Conversion is an act of dominion wrongfully asserted over, and inconsistent with, another’s possessory rights in personal property. Williams Management Enter., Inc. v. Buonauro, 489 So.2d 160 (Fla. 5th DCA 1986). A cause of action for conversion lies where it is alleged that a lawyer wrongfully retained in his trust account money belonging to his client. Restiro v. Anderson & Anderson, P.A., 453 So.2d 1167 (Fla. 4th DCA 1984), rev. denied, 461 So.2d 113 (Fla.1985). A conversion action is also available as a remedy where money is wrongfully withdrawn from a bank account. Allen v. Gordon, 429 So.2d 369 (Fla. 1st DCA 1983). In the instant case, Goodwin stated a cause of action by alleging that the attorney wrongfully retained some escrow funds and that he disbursed other escrow funds contrary to the oral escrow agreement. Goodwin also stated a cause of action against Alexa-tos in alleging that some of the allegedly wrongfully disbursed funds were disbursed to Alexatos. The recipient of converted property is liable to the rightful owner in an action for conversion. See Wilson Cypress Co. v. Logan, 120 Fla. 124, 162 So. 489 (1935). Since Goodwin stated a cause of action for conversion and since a question of material fact was in dispute, summary judgment should not have been granted. See Fla.R.Civ.P. 1.510. The summary judgments in favor of Hiers and Alexatos denied Goodwin a trial on the merits of the conversion claims, and we reverse those judgments.

AFFIRMED in part; VACATED in part; and REMANDED.

COBB and GOSHORN, JJ., concur.

ON MOTION FOR CLARIFICATION

Both Goodwin and Hiers suggest that our opinion needs clarification to guide them in the proceedings upon remand. We find merit in their suggestions only as to the following:

1. Hiers argues that, since Goodwin recovered $5,862.21 on count five for breach of fiduciary duty or escrow agreement, the $9,450 in payments to the bank was not recoverable under that count and that therefore it was not recoverable under count seven for conversion.
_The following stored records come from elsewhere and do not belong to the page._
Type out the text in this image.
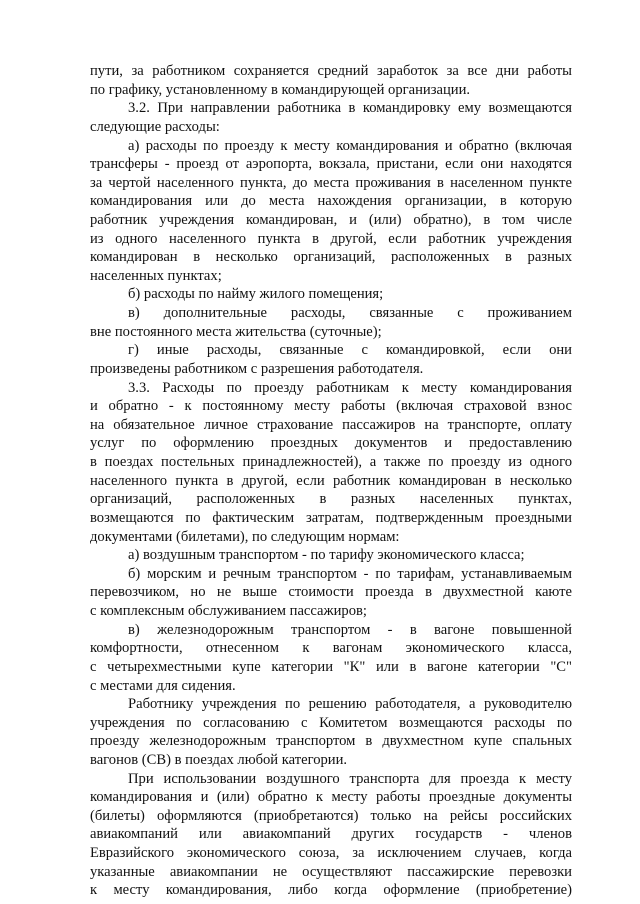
пути, за работником сохраняется средний заработок за все дни работы
по графику, установленному в командирующей организации.
3.2. При направлении работника в командировку ему возмещаются
следующие расходы:
а) расходы по проезду к месту командирования и обратно (включая
трансферы - проезд от аэропорта, вокзала, пристани, если они находятся
за чертой населенного пункта, до места проживания в населенном пункте
командирования или до места нахождения организации, в которую
работник учреждения командирован, и (или) обратно), в том числе
из одного населенного пункта в другой, если работник учреждения
командирован в несколько организаций, расположенных в разных
населенных пунктах;
б) расходы по найму жилого помещения;
в) дополнительные расходы, связанные с проживанием
вне постоянного места жительства (суточные);
г) иные расходы, связанные с командировкой, если они
произведены работником с разрешения работодателя.
3.3. Расходы по проезду работникам к месту командирования
и обратно - к постоянному месту работы (включая страховой взнос
на обязательное личное страхование пассажиров на транспорте, оплату
услуг по оформлению проездных документов и предоставлению
в поездах постельных принадлежностей), а также по проезду из одного
населенного пункта в другой, если работник командирован в несколько
организаций, расположенных в разных населенных пунктах,
возмещаются по фактическим затратам, подтвержденным проездными
документами (билетами), по следующим нормам:
а) воздушным транспортом - по тарифу экономического класса;
б) морским и речным транспортом - по тарифам, устанавливаемым
перевозчиком, но не выше стоимости проезда в двухместной каюте
с комплексным обслуживанием пассажиров;
в) железнодорожным транспортом - в вагоне повышенной
комфортности, отнесенном к вагонам экономического класса,
с четырехместными купе категории "К" или в вагоне категории "С"
с местами для сидения.
Работнику учреждения по решению работодателя, а руководителю
учреждения по согласованию с Комитетом возмещаются расходы по
проезду железнодорожным транспортом в двухместном купе спальных
вагонов (СВ) в поездах любой категории.
При использовании воздушного транспорта для проезда к месту
командирования и (или) обратно к месту работы проездные документы
(билеты) оформляются (приобретаются) только на рейсы российских
авиакомпаний или авиакомпаний других государств - членов
Евразийского экономического союза, за исключением случаев, когда
указанные авиакомпании не осуществляют пассажирские перевозки
к месту командирования, либо когда оформление (приобретение)
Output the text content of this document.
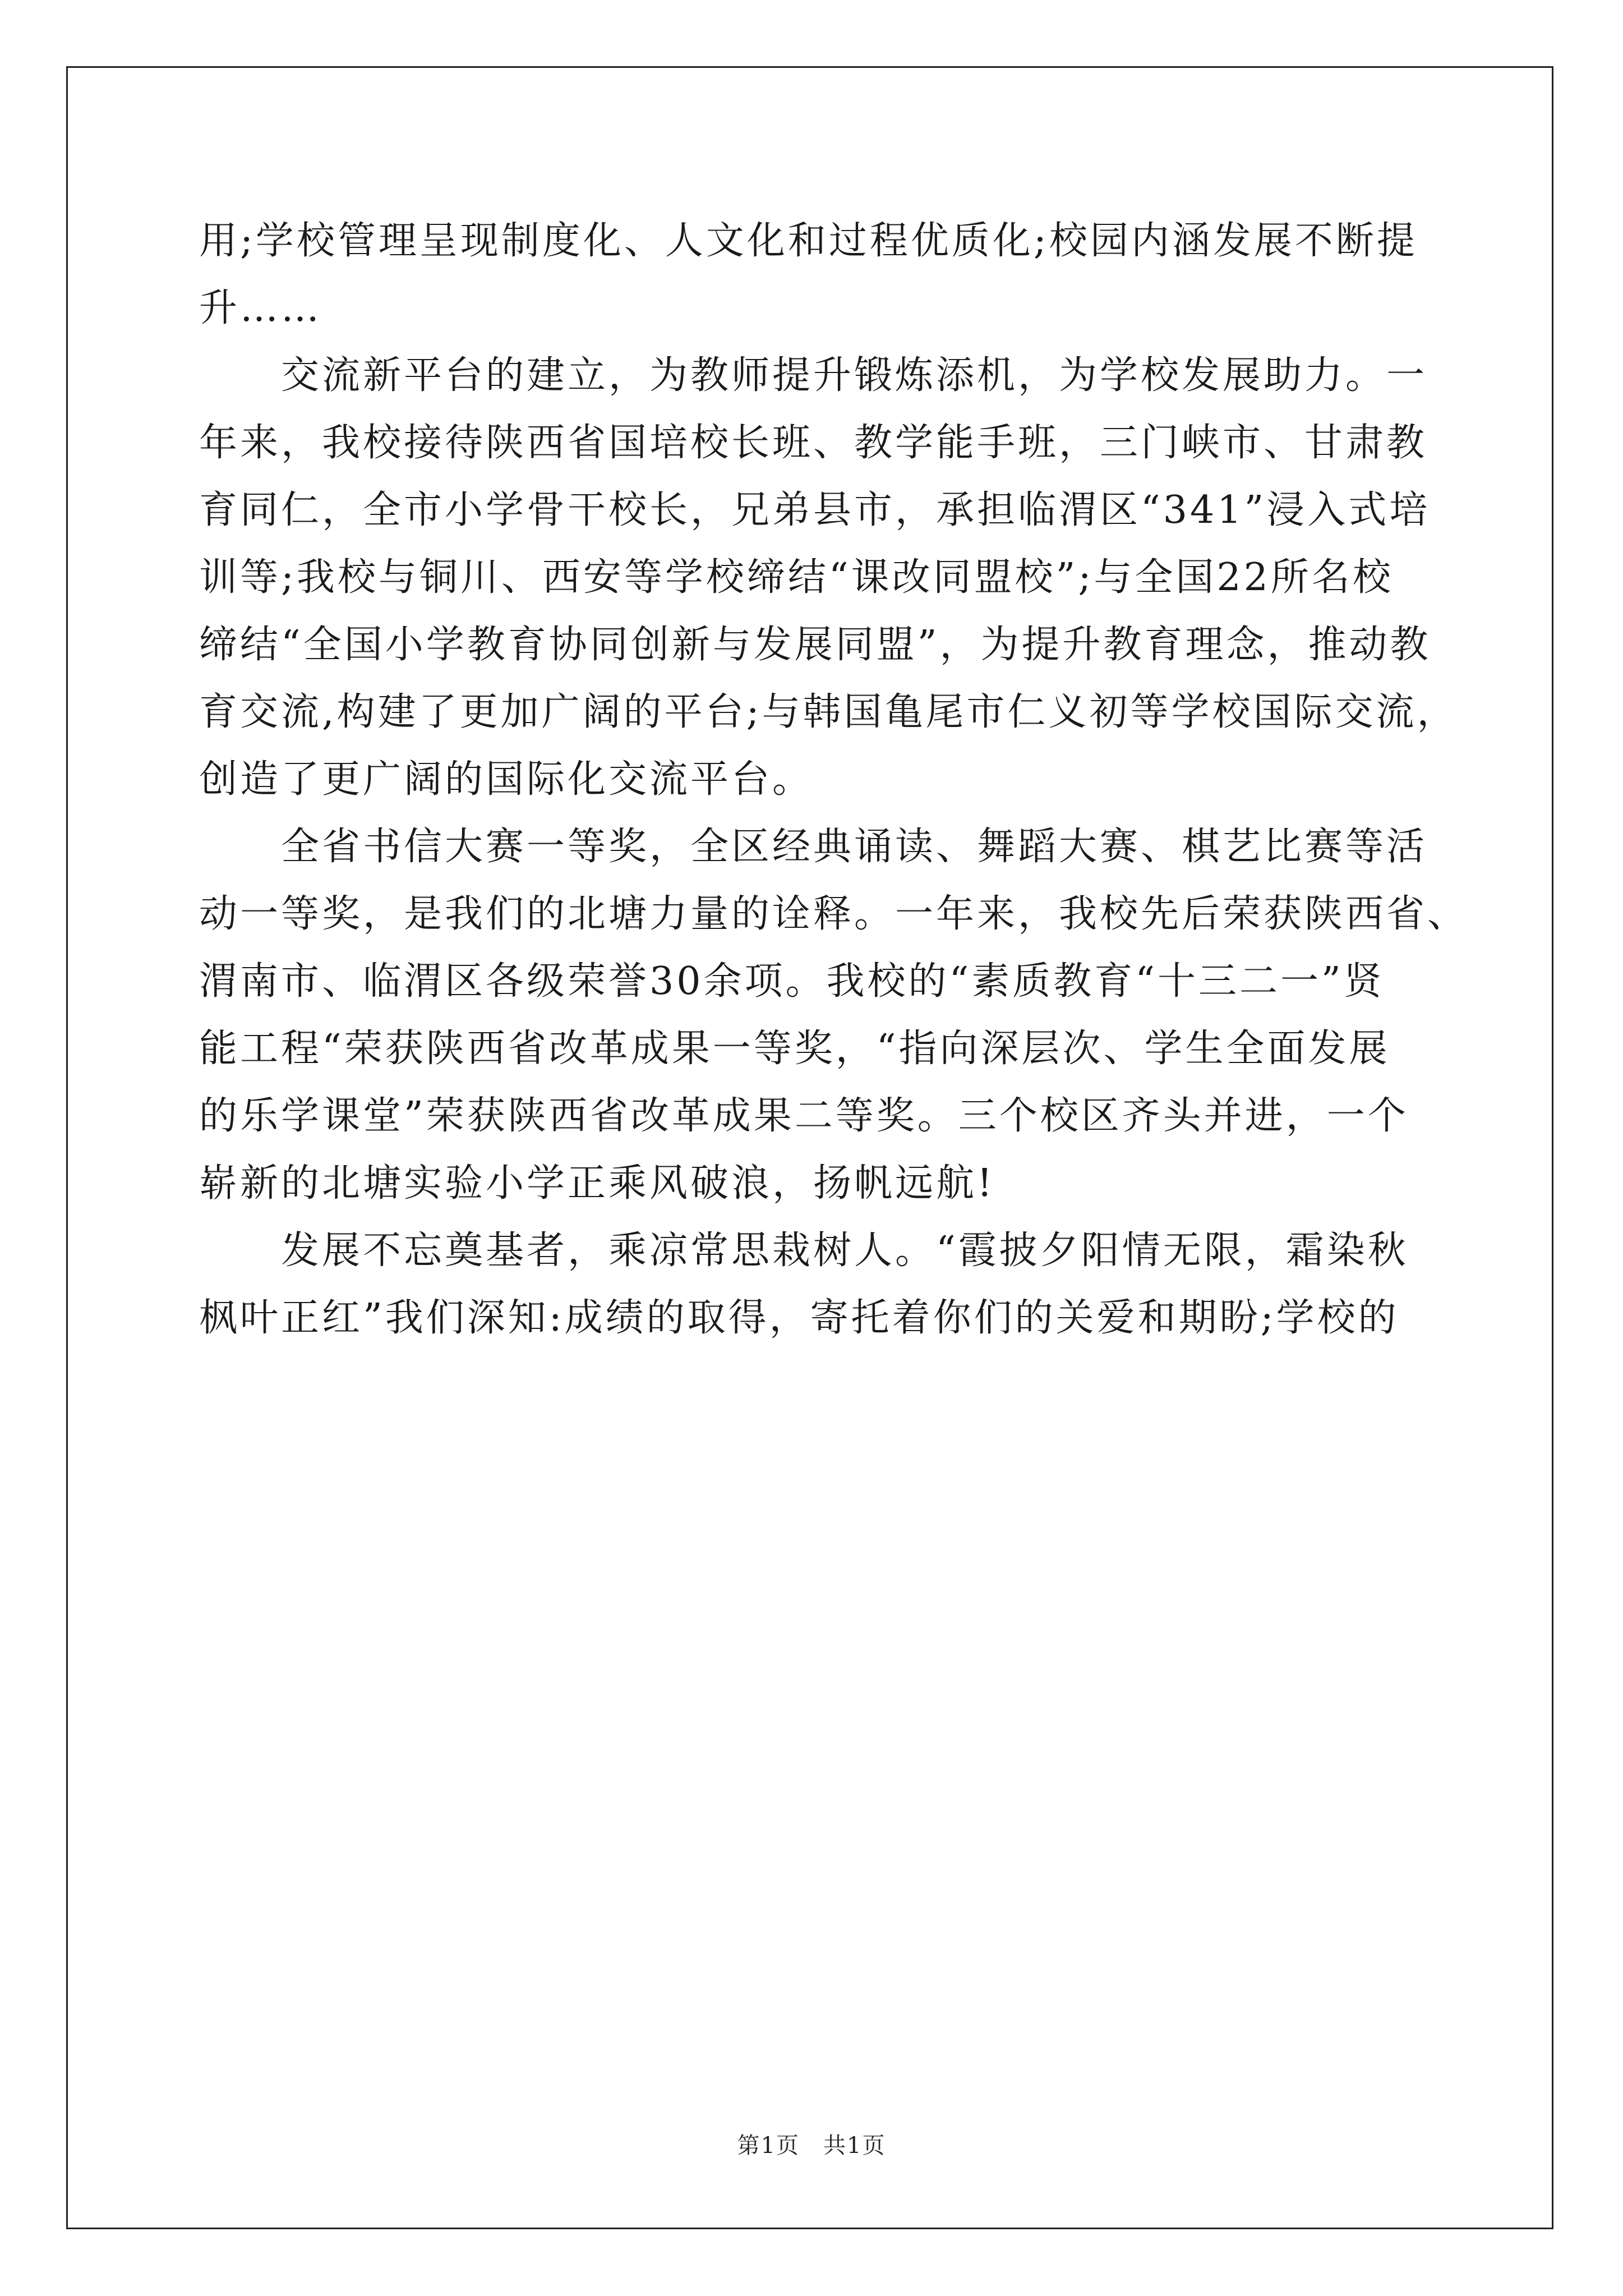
用;学校管理呈现制度化、人文化和过程优质化;校园内涵发展不断提
升……
　　交流新平台的建立，为教师提升锻炼添机，为学校发展助力。一
年来，我校接待陕西省国培校长班、教学能手班，三门峡市、甘肃教
育同仁，全市小学骨干校长，兄弟县市，承担临渭区“341”浸入式培
训等;我校与铜川、西安等学校缔结“课改同盟校”;与全国22所名校
缔结“全国小学教育协同创新与发展同盟”，为提升教育理念，推动教
育交流,构建了更加广阔的平台;与韩国亀尾市仁义初等学校国际交流，
创造了更广阔的国际化交流平台。
　　全省书信大赛一等奖，全区经典诵读、舞蹈大赛、棋艺比赛等活
动一等奖，是我们的北塘力量的诠释。一年来，我校先后荣获陕西省、
渭南市、临渭区各级荣誉30余项。我校的“素质教育“十三二一”贤
能工程“荣获陕西省改革成果一等奖，“指向深层次、学生全面发展
的乐学课堂”荣获陕西省改革成果二等奖。三个校区齐头并进，一个
崭新的北塘实验小学正乘风破浪，扬帆远航!
　　发展不忘奠基者，乘凉常思栽树人。“霞披夕阳情无限，霜染秋
枫叶正红”我们深知:成绩的取得，寄托着你们的关爱和期盼;学校的
第1页　共1页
Hiers also argues that he could not have converted the sum of $28,125.91 sought as damages for checks written by Goodwin directly to the bank for mortgage payments and delivered by Hiers to the payee bank. Thus, he contends, $5,862.21 is the maximum amount recoverable under count seven for *1012conversion, and since Goodwin made that recovery under count five, the trial court’s summary judgment denying recovery for conversion was harmless error. Hiers interprets our remand on the conversion count as suggesting that Goodwin can recover damages in the conversion claim over and above the $5,862.21 damages awarded under the count for breach of escrow duty. We make no suggestion regarding the amount, if any, recoverable under count seven. Upon further proceedings after remand, an award, if any, may be made for less, the same, or more than the $5,862.21 awarded on count five. Our intent was and is to ensure that, if liability is found under the conversion count, a double recovery under the two counts does not occur. We simply have set aside the trial court’s summary judgment and remanded for further proceedings on that count.

2. Hiers also points out that we overlooked the case management order that required the $1,744.83 in Hiers’ trust account to remain there pending the outcome of Alexatos’ counterclaim. It was not brought to our attention in the briefs, and while we do make an effort to remain cognizant of the entire record on appeal, we expect the parties to bring to our attention those matters that they believe are significant. We feel certain that the parties will bring to the attention of the trial court that this sum must be disbursed by subsequent order, at which time the trial court can determine the appropriate recipient and award the proper credit.

The remaining requests for clarification and rehearing are denied.

GOSHORN, C.J., and COBB, J., concur.

. This unique reason was not alleged as a basis for recovery in Goodwin’s third amended complaint, nor was Hiers sued for an alleged breach of contract on this theory.